Some law enforcement officials cautioned, however, that self-regulation doesn't have the impact of legal pronouncements.

"The role of self-regulation is to supplement, not to supplant, baseline legal protections," said Eric Wenger, assistant attorney general in the Internet Bureau at the New York state attorney general's office. "Self-regulation alone lacks enforcement; if you violate it, there may not be a penalty."

The FTC is not necessarily against the idea of self-regulation, either. Another key FTC official, Commissioner Orson Swindle, said it would be foolish to think that all Internet fraud can be eradicated.

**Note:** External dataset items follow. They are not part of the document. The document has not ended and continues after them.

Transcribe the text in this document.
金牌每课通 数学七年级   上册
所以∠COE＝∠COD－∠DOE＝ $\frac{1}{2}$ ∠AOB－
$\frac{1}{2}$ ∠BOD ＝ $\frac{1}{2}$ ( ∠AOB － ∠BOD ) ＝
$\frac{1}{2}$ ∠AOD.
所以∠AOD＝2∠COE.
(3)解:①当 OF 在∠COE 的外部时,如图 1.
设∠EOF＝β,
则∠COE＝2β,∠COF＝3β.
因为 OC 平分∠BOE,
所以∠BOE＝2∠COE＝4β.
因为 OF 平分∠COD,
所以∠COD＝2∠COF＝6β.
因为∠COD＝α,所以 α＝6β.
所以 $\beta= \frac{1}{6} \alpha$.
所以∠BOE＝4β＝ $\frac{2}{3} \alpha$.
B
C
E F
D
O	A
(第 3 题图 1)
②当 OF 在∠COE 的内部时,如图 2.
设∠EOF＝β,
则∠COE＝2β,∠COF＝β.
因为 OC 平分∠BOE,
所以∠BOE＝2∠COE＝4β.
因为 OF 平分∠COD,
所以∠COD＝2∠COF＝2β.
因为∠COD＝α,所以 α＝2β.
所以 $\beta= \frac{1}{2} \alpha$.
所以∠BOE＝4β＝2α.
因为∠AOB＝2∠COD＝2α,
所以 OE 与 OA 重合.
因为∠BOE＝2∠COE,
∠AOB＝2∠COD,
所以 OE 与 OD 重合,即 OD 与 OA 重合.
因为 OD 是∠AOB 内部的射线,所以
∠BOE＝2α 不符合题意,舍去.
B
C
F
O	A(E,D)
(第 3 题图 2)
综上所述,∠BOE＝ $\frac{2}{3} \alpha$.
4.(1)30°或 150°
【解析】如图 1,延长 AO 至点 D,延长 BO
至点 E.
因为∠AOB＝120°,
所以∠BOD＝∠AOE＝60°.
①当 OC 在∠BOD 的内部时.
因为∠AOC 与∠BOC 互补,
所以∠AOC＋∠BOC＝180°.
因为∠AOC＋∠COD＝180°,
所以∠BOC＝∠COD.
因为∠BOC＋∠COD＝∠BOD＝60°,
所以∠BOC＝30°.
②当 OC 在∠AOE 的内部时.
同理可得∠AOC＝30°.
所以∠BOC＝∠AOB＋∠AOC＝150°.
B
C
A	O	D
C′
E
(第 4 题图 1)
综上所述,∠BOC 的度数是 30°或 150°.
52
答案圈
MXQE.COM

"We can only touch a smattering of all the crooks in the world," Swindle said. "Self-regulation may not work as fast as we'd like it to, but my impression is it's light years ahead of what government can do."

Evidence building
With one study on Internet privacy just completed and another on international cyber commerce still underway, a few trends have emerged to make regulators such as Thompson nervous.

The privacy study, conducted for the FTC by Georgetown University, revealed that a growing number of e-commerce sites tell users whether they collect personal data, but the vast majority (about 90 percent) fail to meet all the researchers' criteria for truly protecting user privacy. Those criteria include offering ways to opt out of data submission, supplying contact names, and setting forth mechanisms for conflict resolution.

"I was really disappointed in that finding," Thompson said.

Many Internet companies have maintained ever since the FTC's original report on e-commerce privacy in 1997 that the industry simply needs more time to respond to the challenge of protecting user privacy. Some were still saying that when the Georgetown study was released in May.

"The industry can't have it both ways," Thompson said. "They're saying it takes so long (to implement privacy protections), but if you look at their own pronouncements on what an Internet year is, any more delays in providing consumer remedies really take on a different cast."

Ears still open
Before the report to Congress is finalized, Thompson said he wants to hear more from the Internet industry on what new steps it intends to take to protect user privacy.

"The big issues for me are whether the industry is getting the message out to smaller companies as well as major ones, and whether companies are providing meaningful enforcement of their privacy policies," he said.